12 WORKING TECHNIQUES TO REBUILD SELF-ESTEEM ON ANY STAGE OF YOUR LIFE
The more you accomplish and achieve, the more valuable you feel.
A true self-esteem doesn’t depend on people around you. It is found by knowing and accepting your personal qualities and strengths without comparing yourself to others.
The only way that you can self-grow and build a healthy self-esteem is through self-discovery. You can’t be exactly as someone else; you are the only one with a unique set of personality qualities and experiences. Discover your identity and passion, and remember that you were born an original, and you are the master of your life!
Of course, you should surround yourself with positive people who would support you instead of pushing you down, but it’s not a main factor for building your self-esteem. If you heavily depend on other people’s opinions and approvals, your sense of worth and confidence is already hurting.
Unfortunately, your self-esteem (or lack of it) was shaped by your parents, school, peers, and other people in your life. It also affects the way people treat you now.
So although your self-esteem is largely a result of behaviors of others, it dictates others a certain approach toward you. By loving and believing in yourself, you “teach” people with your attitude that you are valuable and don’t tolerate disrespect from anyone. If you don’t feel good enough, people sense it and treat you accordingly, the way you treat yourself.
So you are stuck in this vicious low self-esteem circle, can you get out of it and start living a fulfilling life?
You definitely can.
TECHNIQUES TO REBUILD SELF-ESTEEM
1. LISTEN TO YOUR BODY, NEEDS AND WANTS.
Learn to live in balance with your body, mind, and heart. Your body sends you signals if something is right or wrong for you.
If your body tells you that you need water or a nice stretch, don’t ignore it. There is an important message behind any pain or urge.
Always listen to your gut feeling, it warns you for a reason. Sometimes we feel that something is wrong and dangerous even before our mind grasps it. And follow your heart.
Find time to do what you love; your happiness depends on it!
2. TAKE CARE OF YOURSELF.
Most people grew up learning how to take care of others and “behave well”.

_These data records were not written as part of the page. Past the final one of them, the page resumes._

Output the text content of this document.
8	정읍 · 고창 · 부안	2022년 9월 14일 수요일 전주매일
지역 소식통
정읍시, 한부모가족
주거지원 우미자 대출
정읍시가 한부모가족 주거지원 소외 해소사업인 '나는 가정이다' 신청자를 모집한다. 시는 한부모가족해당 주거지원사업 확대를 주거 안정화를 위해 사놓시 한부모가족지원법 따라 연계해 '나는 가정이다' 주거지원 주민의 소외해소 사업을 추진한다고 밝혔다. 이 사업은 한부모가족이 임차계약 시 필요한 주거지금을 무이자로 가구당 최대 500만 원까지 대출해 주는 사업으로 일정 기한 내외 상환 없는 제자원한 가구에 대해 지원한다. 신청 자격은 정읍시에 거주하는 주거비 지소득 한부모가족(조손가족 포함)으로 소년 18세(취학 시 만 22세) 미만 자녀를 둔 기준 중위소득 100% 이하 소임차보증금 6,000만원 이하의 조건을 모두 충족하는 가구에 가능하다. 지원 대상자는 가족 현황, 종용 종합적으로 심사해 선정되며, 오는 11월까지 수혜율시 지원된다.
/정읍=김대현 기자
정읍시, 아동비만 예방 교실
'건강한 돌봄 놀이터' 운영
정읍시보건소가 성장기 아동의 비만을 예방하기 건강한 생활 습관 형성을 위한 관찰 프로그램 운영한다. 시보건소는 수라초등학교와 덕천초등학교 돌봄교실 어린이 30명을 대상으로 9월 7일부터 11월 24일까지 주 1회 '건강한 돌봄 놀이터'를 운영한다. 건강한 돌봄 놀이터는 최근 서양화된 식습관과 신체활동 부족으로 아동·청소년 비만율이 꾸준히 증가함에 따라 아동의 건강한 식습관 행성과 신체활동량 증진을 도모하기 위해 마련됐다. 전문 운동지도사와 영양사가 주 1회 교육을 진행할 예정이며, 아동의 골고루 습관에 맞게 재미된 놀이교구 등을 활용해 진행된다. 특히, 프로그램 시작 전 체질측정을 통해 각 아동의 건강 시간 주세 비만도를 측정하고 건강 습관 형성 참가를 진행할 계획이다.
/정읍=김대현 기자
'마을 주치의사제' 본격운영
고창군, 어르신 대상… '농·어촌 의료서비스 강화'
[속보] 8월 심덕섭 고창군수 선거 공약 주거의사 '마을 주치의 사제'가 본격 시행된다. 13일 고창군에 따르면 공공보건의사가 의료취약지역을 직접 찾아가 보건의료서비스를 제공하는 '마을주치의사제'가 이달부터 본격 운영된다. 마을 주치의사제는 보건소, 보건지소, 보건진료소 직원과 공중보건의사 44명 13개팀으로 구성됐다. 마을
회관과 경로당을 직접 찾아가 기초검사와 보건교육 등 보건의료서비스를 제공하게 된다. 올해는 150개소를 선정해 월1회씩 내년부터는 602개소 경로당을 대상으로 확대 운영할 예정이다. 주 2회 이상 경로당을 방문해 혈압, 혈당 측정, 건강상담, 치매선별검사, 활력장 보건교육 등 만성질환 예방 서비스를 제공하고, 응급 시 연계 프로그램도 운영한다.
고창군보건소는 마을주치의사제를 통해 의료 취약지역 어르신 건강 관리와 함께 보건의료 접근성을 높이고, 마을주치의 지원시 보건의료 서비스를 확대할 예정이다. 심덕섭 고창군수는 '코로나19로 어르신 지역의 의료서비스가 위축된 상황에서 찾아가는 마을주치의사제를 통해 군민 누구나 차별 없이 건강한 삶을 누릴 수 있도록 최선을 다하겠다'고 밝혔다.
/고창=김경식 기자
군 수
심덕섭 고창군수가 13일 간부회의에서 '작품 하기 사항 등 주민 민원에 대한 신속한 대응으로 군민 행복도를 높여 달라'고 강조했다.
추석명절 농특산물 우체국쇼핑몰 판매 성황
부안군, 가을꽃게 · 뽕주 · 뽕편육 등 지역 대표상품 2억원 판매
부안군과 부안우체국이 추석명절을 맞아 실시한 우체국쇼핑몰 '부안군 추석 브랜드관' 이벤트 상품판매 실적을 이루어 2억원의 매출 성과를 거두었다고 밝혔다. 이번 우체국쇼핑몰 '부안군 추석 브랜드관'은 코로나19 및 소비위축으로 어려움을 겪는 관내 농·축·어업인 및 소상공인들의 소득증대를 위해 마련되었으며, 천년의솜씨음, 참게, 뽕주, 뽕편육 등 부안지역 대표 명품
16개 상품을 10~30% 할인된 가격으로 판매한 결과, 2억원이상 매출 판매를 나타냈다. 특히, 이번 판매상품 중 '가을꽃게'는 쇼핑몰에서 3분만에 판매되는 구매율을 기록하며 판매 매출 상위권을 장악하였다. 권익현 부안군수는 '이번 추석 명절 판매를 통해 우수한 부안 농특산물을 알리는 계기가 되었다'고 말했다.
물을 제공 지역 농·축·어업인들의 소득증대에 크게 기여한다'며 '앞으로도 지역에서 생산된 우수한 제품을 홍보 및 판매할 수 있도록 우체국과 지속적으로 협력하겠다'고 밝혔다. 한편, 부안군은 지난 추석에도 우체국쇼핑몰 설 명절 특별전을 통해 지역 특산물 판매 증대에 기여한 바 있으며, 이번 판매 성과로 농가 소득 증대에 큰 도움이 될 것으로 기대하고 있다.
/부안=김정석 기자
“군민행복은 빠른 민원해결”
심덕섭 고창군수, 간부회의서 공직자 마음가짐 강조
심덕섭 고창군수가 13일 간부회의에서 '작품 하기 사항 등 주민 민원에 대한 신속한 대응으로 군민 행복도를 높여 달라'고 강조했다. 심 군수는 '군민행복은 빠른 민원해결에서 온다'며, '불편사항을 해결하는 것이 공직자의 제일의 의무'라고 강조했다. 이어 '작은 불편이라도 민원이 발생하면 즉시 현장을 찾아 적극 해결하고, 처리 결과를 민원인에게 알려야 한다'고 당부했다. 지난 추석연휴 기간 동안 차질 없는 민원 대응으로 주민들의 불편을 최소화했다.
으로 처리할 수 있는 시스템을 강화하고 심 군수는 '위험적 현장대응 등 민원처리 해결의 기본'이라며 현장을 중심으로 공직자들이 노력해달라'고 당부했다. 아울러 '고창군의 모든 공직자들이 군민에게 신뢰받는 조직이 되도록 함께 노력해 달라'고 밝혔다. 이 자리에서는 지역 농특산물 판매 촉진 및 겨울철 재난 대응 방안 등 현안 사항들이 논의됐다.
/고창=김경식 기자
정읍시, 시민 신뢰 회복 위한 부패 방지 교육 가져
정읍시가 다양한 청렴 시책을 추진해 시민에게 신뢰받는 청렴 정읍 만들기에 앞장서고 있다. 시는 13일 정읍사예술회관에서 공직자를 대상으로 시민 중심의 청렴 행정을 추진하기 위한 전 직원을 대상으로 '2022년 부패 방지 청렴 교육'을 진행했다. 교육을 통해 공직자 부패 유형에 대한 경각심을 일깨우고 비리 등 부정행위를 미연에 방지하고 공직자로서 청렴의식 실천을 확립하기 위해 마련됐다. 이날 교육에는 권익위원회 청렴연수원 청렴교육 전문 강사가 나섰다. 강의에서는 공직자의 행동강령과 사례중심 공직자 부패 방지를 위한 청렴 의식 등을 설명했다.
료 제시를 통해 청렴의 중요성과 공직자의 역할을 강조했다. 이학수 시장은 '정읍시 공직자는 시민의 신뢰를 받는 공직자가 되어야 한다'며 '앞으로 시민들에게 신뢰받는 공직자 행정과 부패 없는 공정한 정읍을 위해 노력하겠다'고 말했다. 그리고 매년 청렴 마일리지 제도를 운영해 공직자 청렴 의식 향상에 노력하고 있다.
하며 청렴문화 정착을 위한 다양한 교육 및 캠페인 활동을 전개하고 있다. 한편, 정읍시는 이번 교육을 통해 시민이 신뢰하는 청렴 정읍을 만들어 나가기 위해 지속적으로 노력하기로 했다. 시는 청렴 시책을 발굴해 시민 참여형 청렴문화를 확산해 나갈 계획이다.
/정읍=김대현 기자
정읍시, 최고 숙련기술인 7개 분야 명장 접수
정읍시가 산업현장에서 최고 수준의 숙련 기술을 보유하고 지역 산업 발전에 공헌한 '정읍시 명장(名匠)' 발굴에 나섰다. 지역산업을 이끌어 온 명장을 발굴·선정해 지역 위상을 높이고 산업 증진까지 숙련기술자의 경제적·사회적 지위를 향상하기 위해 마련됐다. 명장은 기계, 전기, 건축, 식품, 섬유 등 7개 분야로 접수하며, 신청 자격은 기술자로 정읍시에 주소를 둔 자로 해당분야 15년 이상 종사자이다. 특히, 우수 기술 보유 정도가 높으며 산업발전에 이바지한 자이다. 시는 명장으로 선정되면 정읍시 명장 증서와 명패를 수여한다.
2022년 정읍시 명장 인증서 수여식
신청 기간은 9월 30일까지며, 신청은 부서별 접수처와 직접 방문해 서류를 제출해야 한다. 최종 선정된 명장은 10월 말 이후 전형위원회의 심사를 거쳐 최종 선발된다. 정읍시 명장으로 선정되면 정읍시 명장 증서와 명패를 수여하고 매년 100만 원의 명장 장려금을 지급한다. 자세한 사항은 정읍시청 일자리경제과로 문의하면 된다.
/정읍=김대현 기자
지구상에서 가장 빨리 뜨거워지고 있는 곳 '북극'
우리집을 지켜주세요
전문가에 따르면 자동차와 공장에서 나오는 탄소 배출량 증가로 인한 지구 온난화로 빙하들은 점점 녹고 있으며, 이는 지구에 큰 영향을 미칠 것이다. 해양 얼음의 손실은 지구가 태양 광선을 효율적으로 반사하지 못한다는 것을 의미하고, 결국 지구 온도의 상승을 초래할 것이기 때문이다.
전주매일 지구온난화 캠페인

Taking care of yourself is crucial. You can start now. Treat yourself the way a great parent would treat their child, and you will notice that you begin thinking and feeling about yourself much better.
A good care includes:
eating healthy foods,
choosing a physical exercise you love (dance, gym, biking, walking, sports, etc.),
planning enjoyable activities for yourself,
learning new things,
doing things that make you use your special talent or ability,
getting together with the positive, like-minded people that treat you with love and respect,
giving yourself rewards and treating yourself with personal services (spa, beauty salon, a special photo session, or massage),
making your living space comfortable and attractive,
doing something nice for another person.
Schedule self-care ahead of time. It can be 30 minutes in the morning or evening before bed. Decide ahead of time how exactly you will use it. Write in your journal or notebook about how you treated yourself every night before going to bed. You will see how your self-esteem starts improving.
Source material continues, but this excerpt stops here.